La rose-croix chez les alchimistes

Mais il paraît plus probable que le nom allemand du chef de cette prétendue association secrète est supposé, qu'il n'est que le titre de la secte même, et signifie chrétien de la rose-croix. Gabriel Naudé a publié deux ouvrages, recherchés par les curieux, qui ont pour objet de prouver la vérité de l'histoire de ces philosophes alchimistes ; et le baron de Mosheim donne de la manière suivante l'étymologie de ce mot : « Le titre de rose-croix, dit-il, désigne évidemment les philosophes chimistes, qui joignaient les secrets de la chimie aux vérités de la religion ; il est tiré de la chimie elle-même, et il n'y a que ceux qui entendent cet art et la langue qui lui est propre qui puissent en saisir le vrai sens et toute l'énergie. Il n'est pas composé, comme quelques personnes le croient, des deux mots rose et croix, mais bien du dernier de ces mots et de celui de ros, qui, en latin, signifie la rosée, le plus puissant dissolvant de l'or. Dans le style des chimistes, la croix est équivalente au mot lumière, parce que la figure offre en même temps les trois lettres qui composent le mot latin lux, qui signifie lumière. Or, la lumière, dans le langage des rose-croix, est la semence ou la menstrue du dragon rouge, ou, en d'autres termes, cette lumière grossière qui, étant bien digérée et modifiée, produit l'or. Suivant cela, un rose-croix est un philosophe qui, par le moyen de la rosée, cherche la lumière, ou, en d'autres termes, ce qu'on appelle la pierre philosophale. C'est là la seule et véritable explication de ce mot ; toutes les autres sont fausses. Elle n'a pas échappé à la pénétration de Gassendi. Elle fut cependant mieux développée par Renaudot, fameux médecin, etc., etc. »

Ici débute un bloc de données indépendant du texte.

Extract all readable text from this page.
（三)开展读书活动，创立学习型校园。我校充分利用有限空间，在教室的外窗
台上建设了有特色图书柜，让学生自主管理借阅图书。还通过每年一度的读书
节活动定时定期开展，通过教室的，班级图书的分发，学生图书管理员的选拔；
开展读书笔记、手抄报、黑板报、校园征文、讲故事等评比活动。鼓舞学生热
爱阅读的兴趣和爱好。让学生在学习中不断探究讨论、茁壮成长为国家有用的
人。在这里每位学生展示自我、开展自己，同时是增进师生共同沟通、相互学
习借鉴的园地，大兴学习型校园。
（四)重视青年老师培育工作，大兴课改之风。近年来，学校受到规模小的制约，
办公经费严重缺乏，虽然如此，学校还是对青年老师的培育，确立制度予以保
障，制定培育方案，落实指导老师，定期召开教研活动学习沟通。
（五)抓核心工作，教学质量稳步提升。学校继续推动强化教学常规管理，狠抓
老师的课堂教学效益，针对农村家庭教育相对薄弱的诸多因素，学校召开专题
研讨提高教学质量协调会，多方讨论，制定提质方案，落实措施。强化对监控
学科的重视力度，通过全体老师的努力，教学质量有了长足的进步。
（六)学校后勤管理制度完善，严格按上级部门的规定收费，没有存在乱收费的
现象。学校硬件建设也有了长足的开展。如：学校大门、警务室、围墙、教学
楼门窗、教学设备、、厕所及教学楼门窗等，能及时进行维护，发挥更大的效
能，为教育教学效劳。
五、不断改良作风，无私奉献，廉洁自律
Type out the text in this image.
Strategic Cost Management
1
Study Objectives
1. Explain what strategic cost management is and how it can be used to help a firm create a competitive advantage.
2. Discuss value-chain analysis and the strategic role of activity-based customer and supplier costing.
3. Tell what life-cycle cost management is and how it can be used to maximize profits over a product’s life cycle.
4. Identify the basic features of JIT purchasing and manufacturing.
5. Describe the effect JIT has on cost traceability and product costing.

Le grade des francs-maçons

Il existe dans l'ordre des francs-maçons un grade appelé rose-croix ; là, ce nom dérive de l'allégorie qui fait l'objet de ce grade religieux. Le passage de l'ancienne loi à la nouvelle, ce dépouillement du vieil homme, est une époque mémorable pour les chrétiens ; cet événement mystique fait aussi partie des dogmes de la franc-maçonnerie. On y apprend qu'après les ténèbres, la lumière nouvelle se montra éclatante ; qu'après le velum templi abscissum, la joie, le calme et la sérénité remplacèrent la tristesse, le trouble et la confusion ; qu'à l'épine enfin succéda la rose épanouie. On rend des actions de grâces, pour ce nouveau bienfait, au grand architecte de l'univers, que l'église appelle en ce jour Regenerator mundi, lumen indeficiens, ronditor omnium luminum, etc.
C'est donc par une conséquence des rapports que les francs-maçons ont cherché à établir entre leurs dogmes et les mystères de la religion que ce mot de rose-croix paraît s'être introduit dans leur langue.